Q34 of 38 · CI/CD & DevOps

How would you implement contract testing between microservices in a CI pipeline?

CI/CD & DevOpsSeniorci-cdcontract-testingpactmicroservicesapi-testing

Short answer

Short answer: Use a consumer-driven contract tool such as Pact. Consumers publish contracts to a Pact Broker when their tests run; providers verify against those contracts in their own CI. A broken contract fails the provider's build before any shared integration environment is involved.

Detail

Contract testing solves the integration testing bottleneck in microservices: you do not need both services running together to verify the interface. The consumer writes a Pact test describing the HTTP calls it makes and the responses it expects. The Pact framework records this as a contract (JSON) and publishes it to a Pact Broker.

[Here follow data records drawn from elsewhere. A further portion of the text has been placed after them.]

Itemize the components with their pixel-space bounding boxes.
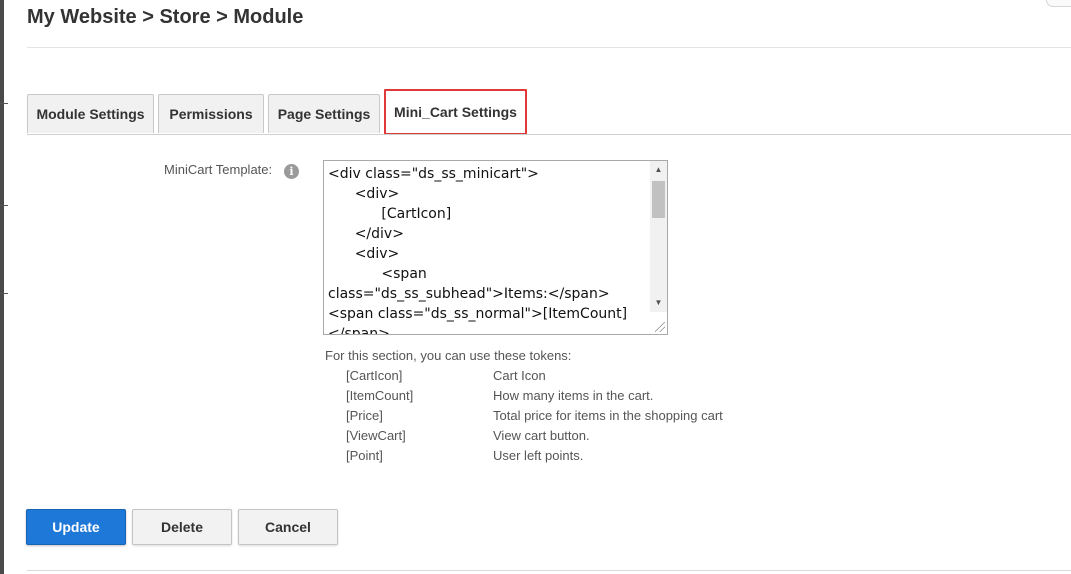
footer-divider	[27, 570, 1071, 571]
tokens-intro-text: For this section, you can use these toke…	[325, 348, 572, 363]
token-description: View cart button.	[493, 428, 590, 443]
tabs-divider	[27, 134, 1071, 135]
token-name: [CartIcon]	[346, 368, 403, 383]
minicart-template-text[interactable]: <div class="ds_ss_minicart"> <div> [Cart…	[328, 164, 646, 334]
scrollbar-thumb[interactable]	[652, 181, 665, 218]
token-description: User left points.	[493, 448, 584, 463]
tab-module-settings[interactable]: Module Settings	[27, 94, 154, 133]
left-edge-mark	[0, 293, 8, 294]
token-name: [ItemCount]	[346, 388, 414, 403]
token-description: Total price for items in the shopping ca…	[493, 408, 723, 423]
tab-permissions[interactable]: Permissions	[158, 94, 264, 133]
window-left-edge	[0, 0, 4, 574]
delete-button[interactable]: Delete	[132, 509, 232, 545]
minicart-template-label: MiniCart Template:	[164, 162, 273, 177]
token-name: [Price]	[346, 408, 383, 423]
update-button[interactable]: Update	[26, 509, 126, 545]
token-name: [ViewCart]	[346, 428, 406, 443]
token-description: How many items in the cart.	[493, 388, 654, 403]
tab-mini-cart-settings[interactable]: Mini_Cart Settings	[384, 89, 527, 135]
info-icon[interactable]: i	[284, 164, 299, 179]
textarea-scrollbar[interactable]: ▲ ▼	[650, 161, 667, 334]
window-corner-decoration	[1046, 0, 1071, 7]
left-edge-mark	[0, 103, 8, 104]
token-name: [Point]	[346, 448, 383, 463]
token-row: [ItemCount] How many items in the cart.	[346, 388, 766, 408]
tab-page-settings[interactable]: Page Settings	[268, 94, 380, 133]
header-divider	[27, 47, 1071, 48]
resize-grip-icon[interactable]	[655, 322, 665, 332]
token-description: Cart Icon	[493, 368, 546, 383]
page-title-breadcrumb: My Website > Store > Module	[27, 6, 304, 28]
token-row: [CartIcon] Cart Icon	[346, 368, 766, 388]
token-row: [ViewCart] View cart button.	[346, 428, 766, 448]
scroll-down-arrow-icon[interactable]: ▼	[650, 294, 667, 311]
minicart-template-textarea[interactable]: <div class="ds_ss_minicart"> <div> [Cart…	[323, 160, 668, 335]
left-edge-mark	[0, 205, 8, 206]
token-row: [Price] Total price for items in the sho…	[346, 408, 766, 428]
scroll-up-arrow-icon[interactable]: ▲	[650, 161, 667, 178]
token-row: [Point] User left points.	[346, 448, 766, 468]
cancel-button[interactable]: Cancel	[238, 509, 338, 545]
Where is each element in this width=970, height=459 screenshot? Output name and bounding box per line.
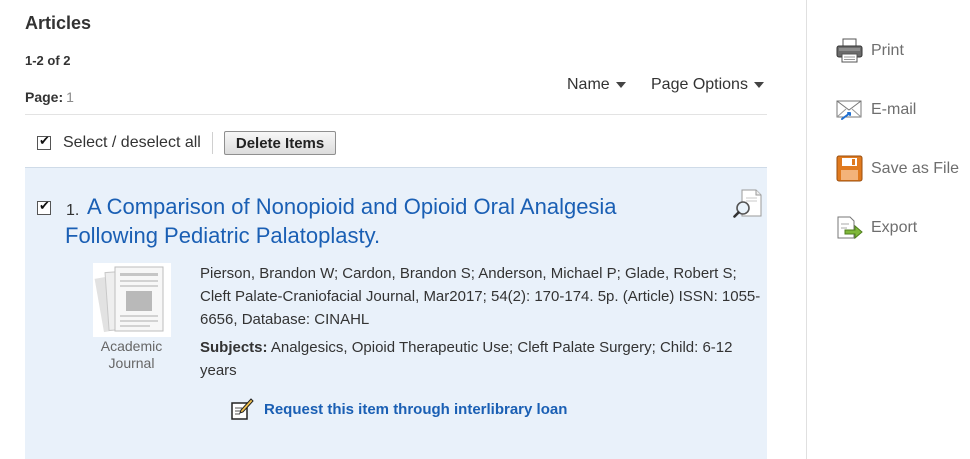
email-tool[interactable]: E-mail bbox=[836, 97, 916, 122]
email-icon bbox=[836, 100, 862, 120]
result-checkbox[interactable]: ✔ bbox=[37, 199, 51, 215]
divider bbox=[211, 132, 213, 154]
email-label: E-mail bbox=[871, 100, 917, 118]
publication-type-line: Journal bbox=[108, 355, 155, 371]
print-tool[interactable]: Print bbox=[836, 38, 904, 63]
subjects-list: Analgesics, Opioid Therapeutic Use; Clef… bbox=[200, 339, 733, 379]
floppy-disk-icon bbox=[836, 155, 863, 182]
result-citation: Pierson, Brandon W; Cardon, Brandon S; A… bbox=[200, 265, 761, 328]
export-icon bbox=[837, 216, 863, 240]
export-tool[interactable]: Export bbox=[836, 215, 917, 240]
select-all-checkbox[interactable]: ✔ bbox=[37, 134, 51, 150]
print-label: Print bbox=[871, 41, 904, 59]
checkmark-icon: ✔ bbox=[39, 199, 50, 214]
page-options-dropdown[interactable]: Page Options bbox=[651, 76, 764, 94]
sidebar-divider bbox=[806, 0, 807, 459]
result-item: ✔ 1. A Comparison of Nonopioid and Opioi… bbox=[25, 167, 767, 459]
pagination: Page: 1 bbox=[25, 89, 74, 105]
checkmark-icon: ✔ bbox=[39, 134, 50, 149]
page-label: Page: bbox=[25, 89, 64, 105]
sort-dropdown[interactable]: Name bbox=[567, 76, 626, 94]
results-panel: Articles 1-2 of 2 Page: 1 Name Page Optio… bbox=[25, 0, 767, 459]
academic-journal-icon bbox=[93, 263, 171, 337]
preview-magnifier-icon[interactable] bbox=[733, 188, 763, 218]
page-number[interactable]: 1 bbox=[66, 89, 74, 105]
save-as-file-label: Save as File bbox=[871, 159, 960, 177]
result-title-link[interactable]: A Comparison of Nonopioid and Opioid Ora… bbox=[65, 192, 705, 250]
bulk-actions: ✔ Select / deselect all Delete Items bbox=[37, 131, 337, 155]
result-subjects: Subjects: Analgesics, Opioid Therapeutic… bbox=[200, 336, 762, 382]
interlibrary-loan-label: Request this item through interlibrary l… bbox=[264, 400, 568, 418]
publication-type: Academic Journal bbox=[85, 338, 178, 372]
delete-items-button[interactable]: Delete Items bbox=[223, 131, 337, 155]
caret-down-icon bbox=[615, 82, 626, 88]
result-count: 1-2 of 2 bbox=[25, 53, 71, 68]
subjects-label: Subjects: bbox=[200, 339, 268, 356]
printer-icon bbox=[836, 38, 863, 63]
interlibrary-loan-link[interactable]: Request this item through interlibrary l… bbox=[230, 397, 567, 421]
publication-type-line: Academic bbox=[100, 338, 163, 354]
request-form-icon bbox=[231, 398, 254, 420]
sort-label: Name bbox=[567, 76, 610, 93]
results-heading: Articles bbox=[25, 13, 92, 33]
select-all-label[interactable]: Select / deselect all bbox=[63, 134, 201, 152]
page-options-label: Page Options bbox=[651, 76, 748, 93]
caret-down-icon bbox=[753, 82, 764, 88]
save-as-file-tool[interactable]: Save as File bbox=[836, 155, 959, 182]
divider bbox=[25, 114, 767, 115]
export-label: Export bbox=[871, 218, 918, 236]
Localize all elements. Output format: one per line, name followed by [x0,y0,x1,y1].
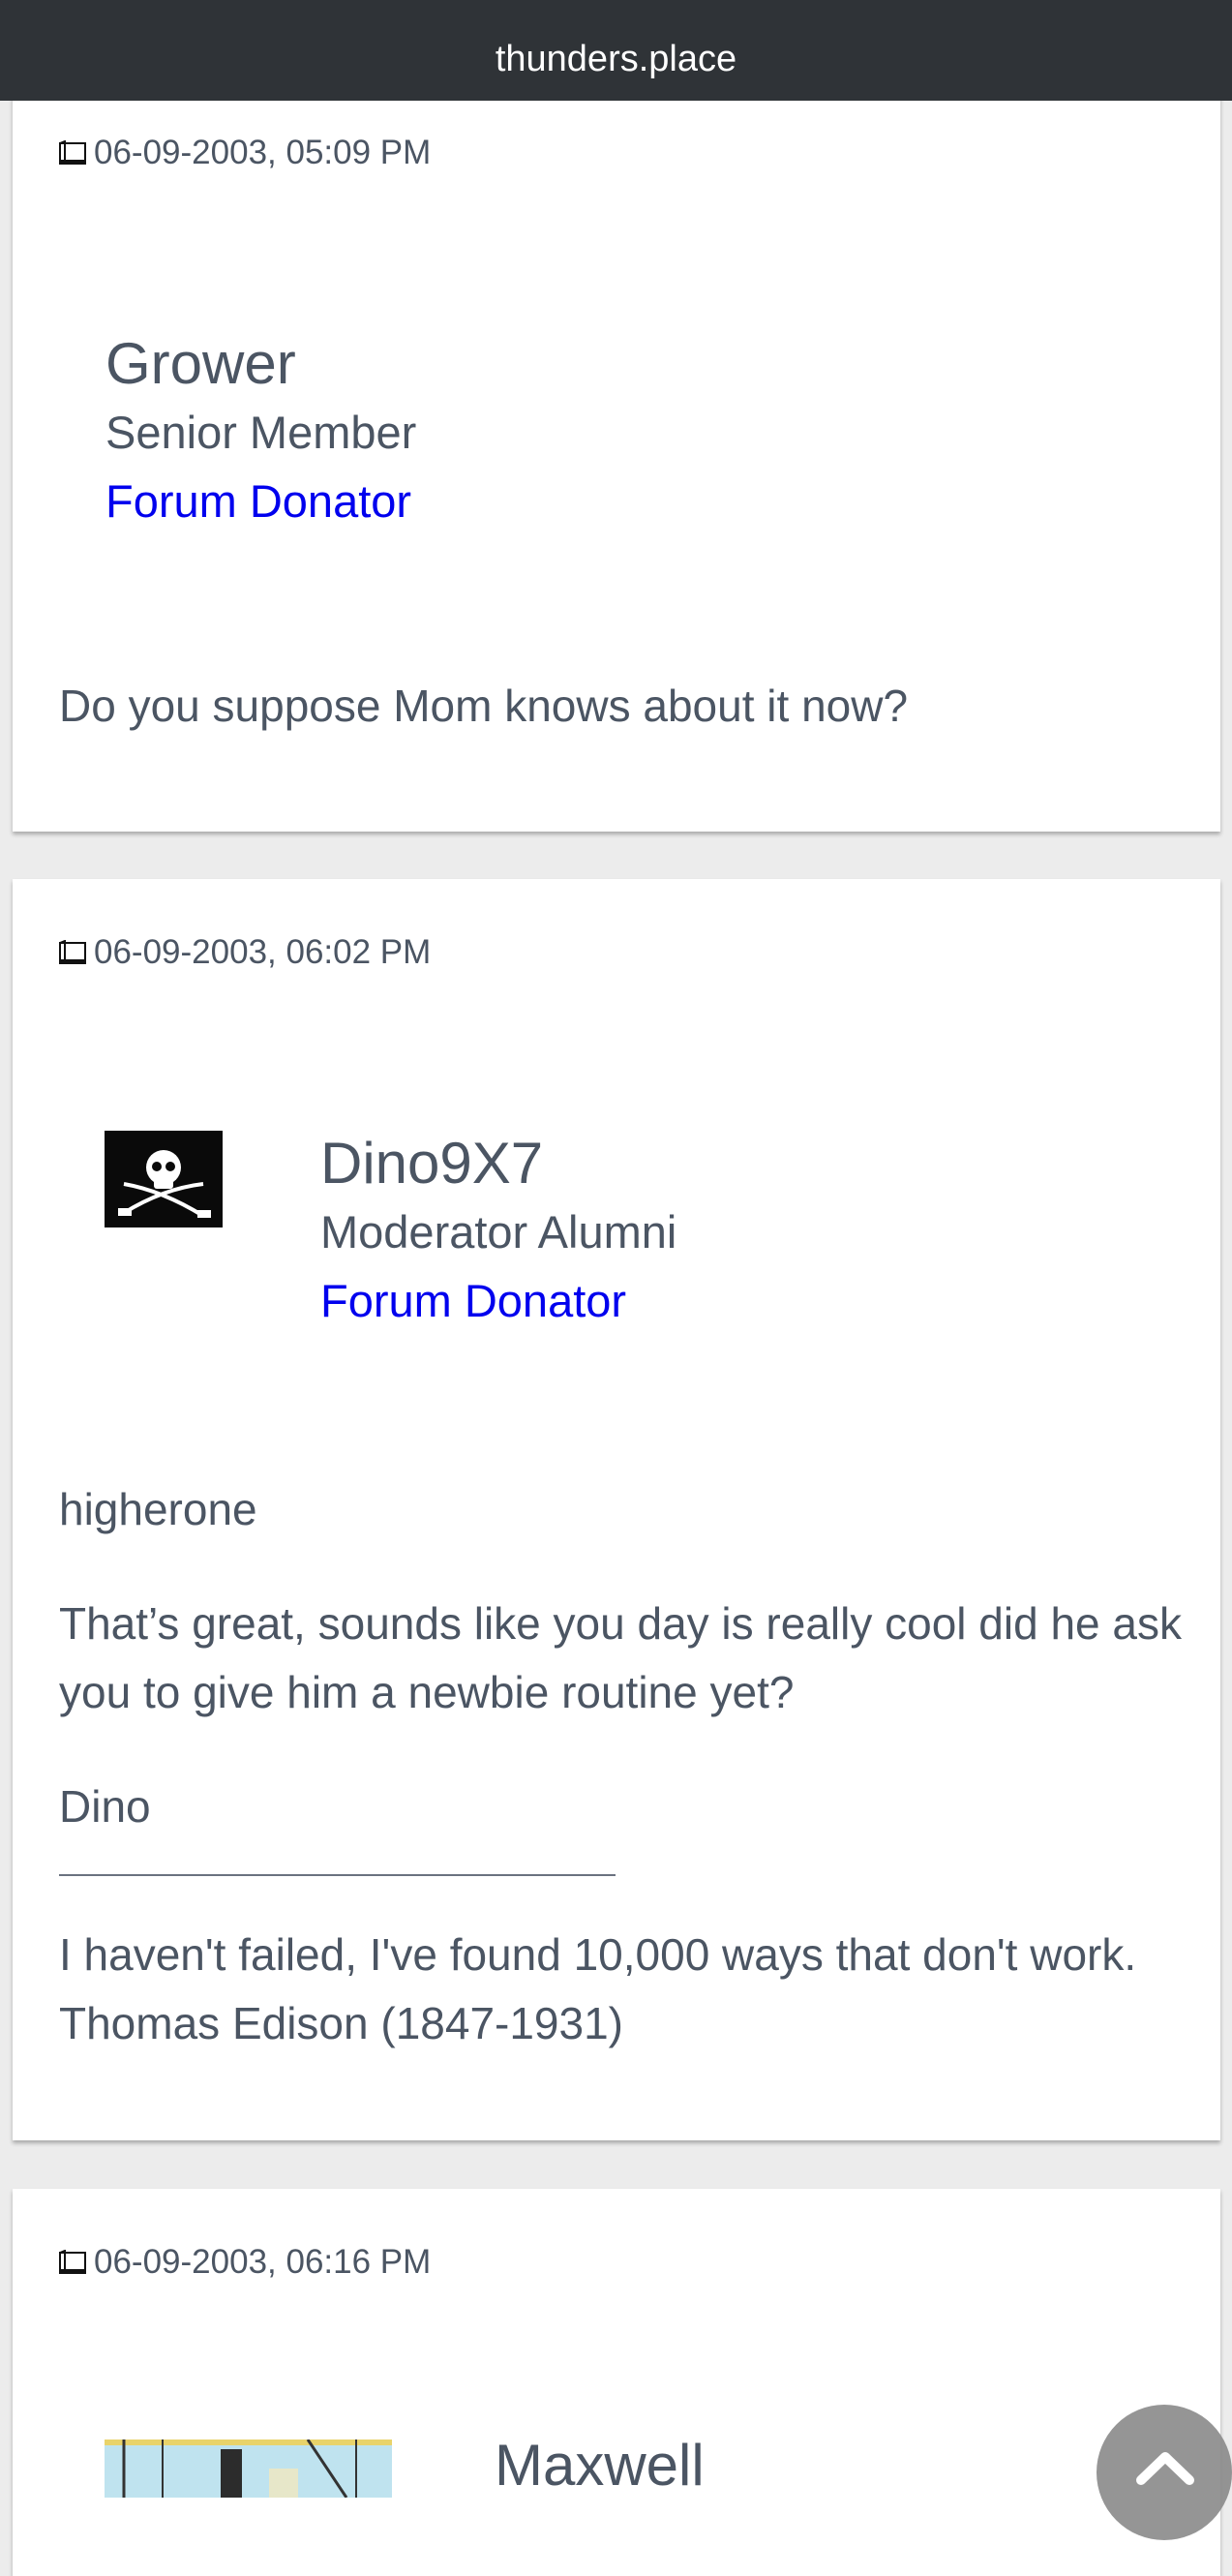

The provider's CI fetches the contract, replays the expected requests against a running instance of itself, and verifies its responses match. If the provider renames a field or changes a response shape, the test fails in the provider's pipeline before the change reaches staging.

The deployment pipeline uses the Pact Broker's can-i-deploy CLI as a gate: it checks whether every contract the service participates in is verified and green for the target environment. A service that would break a consumer cannot be promoted.

// WHAT INTERVIEWERS LOOK FOR

Consumer-driven flow: consumer writes, provider verifies. Pact Broker as the contract store. The 'can-i-deploy' gate as the CI integration point. Why this is better than mocking the provider.